Anthony Towns wrote:
> As such, I can see no way to release sarge without having all these
> things removed from the Debian system -- ie main.
> 
> This will result in the following problems:
> 
> 	* important packages such as glibc will have no documentation

This should not be too bad given that glibc is not only documented
in its own info files but also in the man-pages package that is
distributed from different sources.

Oh wait, man-pages became non-free upstream recently...

The Debian package was freed, though.

> 	* many pieces of hardware will not be supported by the Debian system
> 	  itself

Since we already face this "problem" woody already due to new hardware
being incompatible with older one, only the number will grow.

> 	* firmware will need to be split out of the kernel into userspace
> 	  in all cases

It's good when this happens.

> 	* firmware will need to be packaged separately from the
> 	  kernel/X in all cases

Apparently.

> 	* debian-installer will need to be rewritten to support obtaining
> 	  non-free firmware but not other non-free packages

It would be a clean solution at the end of the day, so this is good.

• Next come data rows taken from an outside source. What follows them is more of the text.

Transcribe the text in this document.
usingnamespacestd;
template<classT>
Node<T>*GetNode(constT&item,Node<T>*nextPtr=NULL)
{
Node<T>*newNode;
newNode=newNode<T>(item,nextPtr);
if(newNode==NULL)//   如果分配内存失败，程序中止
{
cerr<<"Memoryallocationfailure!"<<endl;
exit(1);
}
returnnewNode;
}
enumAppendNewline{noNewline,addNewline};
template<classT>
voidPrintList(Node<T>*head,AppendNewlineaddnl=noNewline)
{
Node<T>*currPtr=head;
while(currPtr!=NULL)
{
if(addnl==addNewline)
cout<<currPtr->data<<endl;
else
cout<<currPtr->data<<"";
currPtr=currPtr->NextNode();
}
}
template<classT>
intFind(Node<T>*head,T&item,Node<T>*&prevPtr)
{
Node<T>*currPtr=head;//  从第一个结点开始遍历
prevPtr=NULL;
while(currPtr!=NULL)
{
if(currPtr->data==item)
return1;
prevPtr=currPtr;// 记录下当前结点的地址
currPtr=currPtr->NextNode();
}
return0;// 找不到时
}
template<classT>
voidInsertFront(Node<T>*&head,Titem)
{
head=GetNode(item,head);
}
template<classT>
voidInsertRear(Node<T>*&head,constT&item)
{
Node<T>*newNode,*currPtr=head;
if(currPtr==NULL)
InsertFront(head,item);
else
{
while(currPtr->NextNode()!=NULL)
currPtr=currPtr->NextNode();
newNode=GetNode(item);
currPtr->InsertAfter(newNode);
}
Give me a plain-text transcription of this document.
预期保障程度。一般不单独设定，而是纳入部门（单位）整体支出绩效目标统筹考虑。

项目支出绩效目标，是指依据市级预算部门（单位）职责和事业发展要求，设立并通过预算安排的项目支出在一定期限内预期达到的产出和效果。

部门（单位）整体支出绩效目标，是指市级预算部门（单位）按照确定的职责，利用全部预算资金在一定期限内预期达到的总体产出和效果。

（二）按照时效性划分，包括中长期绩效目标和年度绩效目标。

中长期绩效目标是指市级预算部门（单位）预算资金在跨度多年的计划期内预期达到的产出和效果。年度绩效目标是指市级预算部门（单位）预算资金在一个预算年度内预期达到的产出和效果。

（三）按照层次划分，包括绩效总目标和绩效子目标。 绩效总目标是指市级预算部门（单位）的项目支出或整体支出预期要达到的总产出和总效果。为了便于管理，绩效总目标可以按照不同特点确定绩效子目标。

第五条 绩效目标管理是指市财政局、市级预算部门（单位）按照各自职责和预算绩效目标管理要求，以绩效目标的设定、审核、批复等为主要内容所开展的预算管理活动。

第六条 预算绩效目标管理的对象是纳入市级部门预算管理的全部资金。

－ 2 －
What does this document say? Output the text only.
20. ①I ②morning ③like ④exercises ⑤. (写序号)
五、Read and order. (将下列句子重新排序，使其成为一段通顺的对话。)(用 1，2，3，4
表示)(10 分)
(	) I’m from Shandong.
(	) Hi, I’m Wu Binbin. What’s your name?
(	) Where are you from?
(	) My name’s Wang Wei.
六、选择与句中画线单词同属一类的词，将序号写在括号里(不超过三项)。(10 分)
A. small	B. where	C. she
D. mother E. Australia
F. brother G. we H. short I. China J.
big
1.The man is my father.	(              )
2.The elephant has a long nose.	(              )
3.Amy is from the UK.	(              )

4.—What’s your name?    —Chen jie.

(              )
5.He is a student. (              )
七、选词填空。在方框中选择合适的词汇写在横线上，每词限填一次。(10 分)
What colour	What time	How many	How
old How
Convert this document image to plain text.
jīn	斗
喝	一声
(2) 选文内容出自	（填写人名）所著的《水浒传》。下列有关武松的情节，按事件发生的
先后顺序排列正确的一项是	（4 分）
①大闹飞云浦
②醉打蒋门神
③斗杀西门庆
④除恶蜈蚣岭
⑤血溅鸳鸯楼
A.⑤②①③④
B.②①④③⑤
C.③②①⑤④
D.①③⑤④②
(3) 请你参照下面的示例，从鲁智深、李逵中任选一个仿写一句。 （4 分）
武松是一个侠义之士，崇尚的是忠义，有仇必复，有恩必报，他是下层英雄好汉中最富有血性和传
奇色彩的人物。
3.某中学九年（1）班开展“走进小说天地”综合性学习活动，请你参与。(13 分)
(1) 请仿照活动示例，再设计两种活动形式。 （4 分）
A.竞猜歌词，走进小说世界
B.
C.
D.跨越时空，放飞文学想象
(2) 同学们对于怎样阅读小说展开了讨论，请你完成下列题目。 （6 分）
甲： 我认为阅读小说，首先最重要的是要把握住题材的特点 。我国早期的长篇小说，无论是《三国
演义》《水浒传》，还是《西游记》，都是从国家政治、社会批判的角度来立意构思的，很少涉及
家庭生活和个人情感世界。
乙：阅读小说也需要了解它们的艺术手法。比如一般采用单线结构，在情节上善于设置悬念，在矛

> 	* firmware for drivers needed for booting (network cards
> 	  particularly) will need to be made available as udebs in
> 	  non-free, and separate non-free d-i images will need to be
> 	  made for people relying on that firmware

This is awkward, I admit.  On the other hand, developers also voted
to keep non-free distributed on debian.org machines, so this is a
good chance to support it accordingly, sigh.

> At the rate we're currently going, I don't really expect to be able to
> achieve this this year. In light of the new Social Contract, however,
> I don't believe there are any other decisions I can make in this area.

Thanks for the clarification.

Regards,

	Joey

-- 
The only stupid question is the unasked one.